Customers can be very difficult and unreasonable at times. I am sure we would have witnessed situations where customer service executives need to handle difficult customers who are hard to please. However, people providing customer service or those interacting with such customers do not have an option but to face them as amicably as possible and resolve any issues or problems quickly and diffuse the matter immediately.
Typically, customers turn irate and difficult when they expect something and do not get it. Though there is no fool proof method to handle difficult customers, the experience can be made less unpleasant if we try and understand what exactly the customers expect in such situations.
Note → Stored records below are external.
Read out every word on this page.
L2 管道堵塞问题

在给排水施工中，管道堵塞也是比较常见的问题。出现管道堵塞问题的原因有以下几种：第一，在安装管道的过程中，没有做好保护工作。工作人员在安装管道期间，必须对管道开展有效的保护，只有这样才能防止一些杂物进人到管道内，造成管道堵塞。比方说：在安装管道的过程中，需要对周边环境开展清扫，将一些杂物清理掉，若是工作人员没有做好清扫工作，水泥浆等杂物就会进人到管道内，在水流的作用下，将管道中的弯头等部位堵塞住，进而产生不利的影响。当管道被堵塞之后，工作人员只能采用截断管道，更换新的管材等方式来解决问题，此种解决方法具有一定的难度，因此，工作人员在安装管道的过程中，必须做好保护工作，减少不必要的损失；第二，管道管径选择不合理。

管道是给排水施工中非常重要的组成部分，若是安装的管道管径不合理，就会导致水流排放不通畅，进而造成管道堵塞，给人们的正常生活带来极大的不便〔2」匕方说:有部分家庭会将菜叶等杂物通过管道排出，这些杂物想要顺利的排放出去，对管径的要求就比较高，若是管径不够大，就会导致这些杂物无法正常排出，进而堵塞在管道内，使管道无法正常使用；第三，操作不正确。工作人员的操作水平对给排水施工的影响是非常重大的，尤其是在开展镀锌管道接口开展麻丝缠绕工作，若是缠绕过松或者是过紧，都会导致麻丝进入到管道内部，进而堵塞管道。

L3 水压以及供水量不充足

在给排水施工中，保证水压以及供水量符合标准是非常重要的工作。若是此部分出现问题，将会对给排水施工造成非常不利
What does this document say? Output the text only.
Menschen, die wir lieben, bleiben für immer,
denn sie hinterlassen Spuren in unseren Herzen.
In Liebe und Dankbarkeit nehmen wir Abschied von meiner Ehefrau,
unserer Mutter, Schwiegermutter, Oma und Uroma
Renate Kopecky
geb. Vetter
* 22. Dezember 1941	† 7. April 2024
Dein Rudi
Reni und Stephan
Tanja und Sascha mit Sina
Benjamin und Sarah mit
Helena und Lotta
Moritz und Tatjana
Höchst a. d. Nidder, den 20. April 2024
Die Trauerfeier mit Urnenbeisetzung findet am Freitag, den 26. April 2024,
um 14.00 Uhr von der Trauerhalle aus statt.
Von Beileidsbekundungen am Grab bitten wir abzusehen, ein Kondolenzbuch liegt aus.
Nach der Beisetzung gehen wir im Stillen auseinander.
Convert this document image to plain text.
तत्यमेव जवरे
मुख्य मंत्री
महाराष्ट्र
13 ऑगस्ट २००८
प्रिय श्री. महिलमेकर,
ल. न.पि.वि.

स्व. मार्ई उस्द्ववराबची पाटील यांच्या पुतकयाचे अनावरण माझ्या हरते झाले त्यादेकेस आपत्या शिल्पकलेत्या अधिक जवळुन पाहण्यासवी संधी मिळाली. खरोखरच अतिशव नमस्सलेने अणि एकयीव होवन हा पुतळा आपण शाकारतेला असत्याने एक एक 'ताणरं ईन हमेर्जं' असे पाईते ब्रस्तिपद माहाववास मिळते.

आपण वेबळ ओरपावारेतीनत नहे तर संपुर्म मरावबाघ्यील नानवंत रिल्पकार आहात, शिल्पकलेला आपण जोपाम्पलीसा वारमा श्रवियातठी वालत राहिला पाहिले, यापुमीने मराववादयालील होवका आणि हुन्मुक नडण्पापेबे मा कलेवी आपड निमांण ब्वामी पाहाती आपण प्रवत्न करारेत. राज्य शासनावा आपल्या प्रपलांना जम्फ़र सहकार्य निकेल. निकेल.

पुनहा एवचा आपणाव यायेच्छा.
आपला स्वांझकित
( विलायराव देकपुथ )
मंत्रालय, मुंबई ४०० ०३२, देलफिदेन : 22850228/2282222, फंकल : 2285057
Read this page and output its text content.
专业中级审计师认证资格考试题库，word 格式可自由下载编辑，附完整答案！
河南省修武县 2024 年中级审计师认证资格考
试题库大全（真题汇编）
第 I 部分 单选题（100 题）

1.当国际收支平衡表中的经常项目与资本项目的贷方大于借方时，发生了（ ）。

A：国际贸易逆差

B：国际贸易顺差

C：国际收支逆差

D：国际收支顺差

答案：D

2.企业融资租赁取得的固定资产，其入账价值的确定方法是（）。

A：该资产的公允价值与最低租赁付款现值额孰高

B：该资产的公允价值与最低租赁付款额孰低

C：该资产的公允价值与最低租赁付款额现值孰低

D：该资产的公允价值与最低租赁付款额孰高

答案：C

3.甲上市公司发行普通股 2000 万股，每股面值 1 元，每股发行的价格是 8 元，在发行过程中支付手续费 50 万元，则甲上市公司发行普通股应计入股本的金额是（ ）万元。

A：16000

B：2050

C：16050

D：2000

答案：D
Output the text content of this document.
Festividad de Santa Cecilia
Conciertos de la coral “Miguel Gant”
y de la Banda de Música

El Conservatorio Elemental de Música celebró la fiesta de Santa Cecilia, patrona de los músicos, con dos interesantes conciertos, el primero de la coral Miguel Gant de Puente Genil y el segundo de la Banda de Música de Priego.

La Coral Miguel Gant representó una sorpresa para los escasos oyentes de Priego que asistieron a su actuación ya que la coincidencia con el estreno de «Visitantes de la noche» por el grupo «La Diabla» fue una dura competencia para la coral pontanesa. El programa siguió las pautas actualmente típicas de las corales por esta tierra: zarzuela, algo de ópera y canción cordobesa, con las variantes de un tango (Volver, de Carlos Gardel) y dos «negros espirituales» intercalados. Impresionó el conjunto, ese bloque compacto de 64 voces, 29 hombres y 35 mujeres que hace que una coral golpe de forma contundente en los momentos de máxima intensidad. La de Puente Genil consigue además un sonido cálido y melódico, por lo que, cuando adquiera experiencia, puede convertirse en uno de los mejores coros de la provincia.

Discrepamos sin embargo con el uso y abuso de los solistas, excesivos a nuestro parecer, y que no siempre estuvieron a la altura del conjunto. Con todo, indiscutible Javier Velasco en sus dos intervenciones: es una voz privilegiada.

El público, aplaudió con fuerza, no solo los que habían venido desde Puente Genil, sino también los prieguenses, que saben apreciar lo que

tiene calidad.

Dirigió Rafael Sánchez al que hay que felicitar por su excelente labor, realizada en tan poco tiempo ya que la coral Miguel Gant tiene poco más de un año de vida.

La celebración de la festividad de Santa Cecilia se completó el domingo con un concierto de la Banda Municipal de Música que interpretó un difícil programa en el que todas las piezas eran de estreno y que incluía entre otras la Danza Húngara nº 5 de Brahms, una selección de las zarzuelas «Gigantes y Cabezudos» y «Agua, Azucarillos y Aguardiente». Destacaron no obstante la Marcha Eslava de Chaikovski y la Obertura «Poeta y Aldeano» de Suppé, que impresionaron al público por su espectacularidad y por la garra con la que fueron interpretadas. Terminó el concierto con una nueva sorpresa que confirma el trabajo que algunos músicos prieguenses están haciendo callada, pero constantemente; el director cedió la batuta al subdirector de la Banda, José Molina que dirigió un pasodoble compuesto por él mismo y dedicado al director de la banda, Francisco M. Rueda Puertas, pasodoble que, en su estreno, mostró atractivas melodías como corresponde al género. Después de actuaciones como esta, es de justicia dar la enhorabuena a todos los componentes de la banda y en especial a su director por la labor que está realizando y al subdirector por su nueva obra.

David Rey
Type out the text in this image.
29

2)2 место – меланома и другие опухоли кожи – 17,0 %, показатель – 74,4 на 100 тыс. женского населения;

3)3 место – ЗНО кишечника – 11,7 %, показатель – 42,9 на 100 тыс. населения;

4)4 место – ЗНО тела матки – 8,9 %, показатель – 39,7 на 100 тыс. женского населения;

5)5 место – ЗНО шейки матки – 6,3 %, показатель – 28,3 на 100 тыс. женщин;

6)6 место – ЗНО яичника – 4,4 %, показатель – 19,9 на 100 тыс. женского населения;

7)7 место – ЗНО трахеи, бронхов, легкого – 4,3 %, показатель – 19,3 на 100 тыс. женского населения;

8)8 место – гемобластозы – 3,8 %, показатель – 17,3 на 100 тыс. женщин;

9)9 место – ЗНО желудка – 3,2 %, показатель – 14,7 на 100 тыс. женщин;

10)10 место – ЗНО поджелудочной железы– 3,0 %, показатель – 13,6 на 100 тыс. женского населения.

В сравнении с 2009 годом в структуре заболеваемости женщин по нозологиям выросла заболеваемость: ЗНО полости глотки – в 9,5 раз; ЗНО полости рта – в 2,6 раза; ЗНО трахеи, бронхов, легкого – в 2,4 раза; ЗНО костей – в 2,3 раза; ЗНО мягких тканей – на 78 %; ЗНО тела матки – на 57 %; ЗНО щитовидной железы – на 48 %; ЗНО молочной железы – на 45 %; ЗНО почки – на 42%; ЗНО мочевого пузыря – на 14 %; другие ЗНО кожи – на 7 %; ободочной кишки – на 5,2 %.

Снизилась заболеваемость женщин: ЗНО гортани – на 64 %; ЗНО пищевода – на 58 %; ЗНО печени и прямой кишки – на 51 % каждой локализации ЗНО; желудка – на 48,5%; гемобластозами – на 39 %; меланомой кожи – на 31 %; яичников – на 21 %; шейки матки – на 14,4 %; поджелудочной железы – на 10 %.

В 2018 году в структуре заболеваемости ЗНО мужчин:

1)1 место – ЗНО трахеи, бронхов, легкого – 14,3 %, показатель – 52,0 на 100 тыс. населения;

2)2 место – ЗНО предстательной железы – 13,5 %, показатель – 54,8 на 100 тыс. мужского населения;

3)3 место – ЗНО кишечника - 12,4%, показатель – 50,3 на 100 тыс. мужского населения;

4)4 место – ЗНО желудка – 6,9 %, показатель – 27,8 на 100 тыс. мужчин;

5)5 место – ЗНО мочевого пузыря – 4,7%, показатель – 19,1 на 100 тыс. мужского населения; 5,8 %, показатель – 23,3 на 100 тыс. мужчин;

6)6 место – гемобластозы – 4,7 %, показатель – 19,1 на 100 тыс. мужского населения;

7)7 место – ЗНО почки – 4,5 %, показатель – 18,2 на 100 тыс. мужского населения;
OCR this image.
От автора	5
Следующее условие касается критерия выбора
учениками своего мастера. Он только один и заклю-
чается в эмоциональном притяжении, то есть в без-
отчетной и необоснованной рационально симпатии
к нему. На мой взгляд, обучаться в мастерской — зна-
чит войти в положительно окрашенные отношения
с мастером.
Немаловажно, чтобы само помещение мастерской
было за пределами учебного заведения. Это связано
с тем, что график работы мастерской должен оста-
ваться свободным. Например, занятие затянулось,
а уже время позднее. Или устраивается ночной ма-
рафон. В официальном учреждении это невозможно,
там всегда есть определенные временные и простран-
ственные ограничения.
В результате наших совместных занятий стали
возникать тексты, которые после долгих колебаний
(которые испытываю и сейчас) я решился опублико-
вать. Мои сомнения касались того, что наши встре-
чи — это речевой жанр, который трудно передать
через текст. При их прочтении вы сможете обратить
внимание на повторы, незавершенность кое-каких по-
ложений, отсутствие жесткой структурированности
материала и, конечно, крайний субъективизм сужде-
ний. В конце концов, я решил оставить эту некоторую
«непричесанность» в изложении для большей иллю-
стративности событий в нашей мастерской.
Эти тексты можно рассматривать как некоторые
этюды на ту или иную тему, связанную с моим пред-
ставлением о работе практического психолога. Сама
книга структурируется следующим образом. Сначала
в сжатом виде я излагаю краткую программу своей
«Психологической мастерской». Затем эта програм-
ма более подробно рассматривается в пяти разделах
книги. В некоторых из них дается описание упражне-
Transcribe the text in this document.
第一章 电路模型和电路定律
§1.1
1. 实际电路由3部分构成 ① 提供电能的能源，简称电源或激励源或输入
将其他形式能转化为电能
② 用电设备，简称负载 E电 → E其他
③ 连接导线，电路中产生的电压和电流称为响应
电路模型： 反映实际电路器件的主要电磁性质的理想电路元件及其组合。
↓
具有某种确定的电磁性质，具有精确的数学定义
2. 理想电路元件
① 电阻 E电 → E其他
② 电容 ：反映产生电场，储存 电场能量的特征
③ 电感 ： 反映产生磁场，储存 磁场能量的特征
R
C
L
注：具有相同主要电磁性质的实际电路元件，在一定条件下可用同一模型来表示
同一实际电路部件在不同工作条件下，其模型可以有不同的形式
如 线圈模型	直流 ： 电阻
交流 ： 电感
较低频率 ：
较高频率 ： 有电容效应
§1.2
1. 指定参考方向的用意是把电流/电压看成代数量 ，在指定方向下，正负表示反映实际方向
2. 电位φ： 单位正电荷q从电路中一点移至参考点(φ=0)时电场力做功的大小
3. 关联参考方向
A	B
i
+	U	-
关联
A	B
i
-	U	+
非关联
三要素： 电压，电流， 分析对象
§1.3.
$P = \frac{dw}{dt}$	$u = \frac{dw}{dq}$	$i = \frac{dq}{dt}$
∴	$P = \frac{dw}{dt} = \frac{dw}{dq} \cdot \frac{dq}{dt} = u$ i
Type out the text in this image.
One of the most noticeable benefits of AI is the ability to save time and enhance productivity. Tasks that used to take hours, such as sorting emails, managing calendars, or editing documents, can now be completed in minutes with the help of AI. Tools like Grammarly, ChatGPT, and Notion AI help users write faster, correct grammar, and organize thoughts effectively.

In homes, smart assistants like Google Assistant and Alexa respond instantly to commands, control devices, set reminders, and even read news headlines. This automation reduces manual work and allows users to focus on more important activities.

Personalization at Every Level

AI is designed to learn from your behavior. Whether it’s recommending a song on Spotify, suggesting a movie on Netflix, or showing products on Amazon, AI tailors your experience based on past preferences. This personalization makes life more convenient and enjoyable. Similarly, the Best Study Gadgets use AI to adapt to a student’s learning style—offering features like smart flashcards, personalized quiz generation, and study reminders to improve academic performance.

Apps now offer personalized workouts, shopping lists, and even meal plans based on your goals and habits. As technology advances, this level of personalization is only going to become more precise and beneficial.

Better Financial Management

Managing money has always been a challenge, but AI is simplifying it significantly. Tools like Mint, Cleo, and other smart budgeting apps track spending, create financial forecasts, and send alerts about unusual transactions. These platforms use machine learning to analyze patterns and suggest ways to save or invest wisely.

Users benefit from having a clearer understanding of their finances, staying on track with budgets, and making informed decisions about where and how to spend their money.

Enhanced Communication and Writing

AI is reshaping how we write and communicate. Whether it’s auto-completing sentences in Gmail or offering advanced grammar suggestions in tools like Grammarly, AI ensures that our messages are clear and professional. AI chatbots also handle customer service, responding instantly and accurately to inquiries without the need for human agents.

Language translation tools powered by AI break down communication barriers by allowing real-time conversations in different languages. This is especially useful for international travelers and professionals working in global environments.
Understanding: If I were a customer seeking some help or solution to a problem that I encountered, the least I expect is to have someone share the responsibility of solving the issue or finding a solution to the problem. I expect someone to understand my predicament and give me the assurance that they care by showing a sense of urgency in attending to the matter. This certainly will help me calm if I am a hassled customer.
Listening: A patient hearing to the complaints of irate customers would actually soften their stand and make them more reasonable in their demands. Allow the customers to complete what they intend to say without any interruptions. By being an active listener you are communicating your earnestness in helping them and giving them the confidence that you care.
Empathy: It helps to put ourselves in our customers’ shoes by trying and understanding the reason for their anger or frustration. Though customers’ behavior could sometimes be totally unjustified, it helps when we do not take the customer’s words personally and ask questions that show our empathy towards their situation. This might help in softening their stand and diffusing a potential deadlock.
Trust and Respect: “Oh the piece might have been mishandled; it is not covered by the warranty” or “The company cannot be held responsible if you have not followed the instructional manual”. Such statements only show that we do not trust customers’ intentions and capabilities. Customers expect to be trusted and respected. When they come to us with a problem, our tone should never communicate that we do not trust their intentions. By acknowledging and appreciating the situation, you establish a rapport which can help in handling difficult customers.
Solutions: Customers expect solutions for their problems. They are not interested to hear representatives defending the company’s policy or regulations. What one needs to focus is on providing them with alternatives to find best solution. This would be helpful in dealing with tough situations with customers.
Customer service is vital to any organization. Dissatisfied customers are more likely to talk about their bad experience to others (providing bad publicity to the organization) than satisfied customers talking about their good experience with an organization. Customers are important to any organization; it is important for customer service staff to handle difficult customers by understanding and meeting their expectations.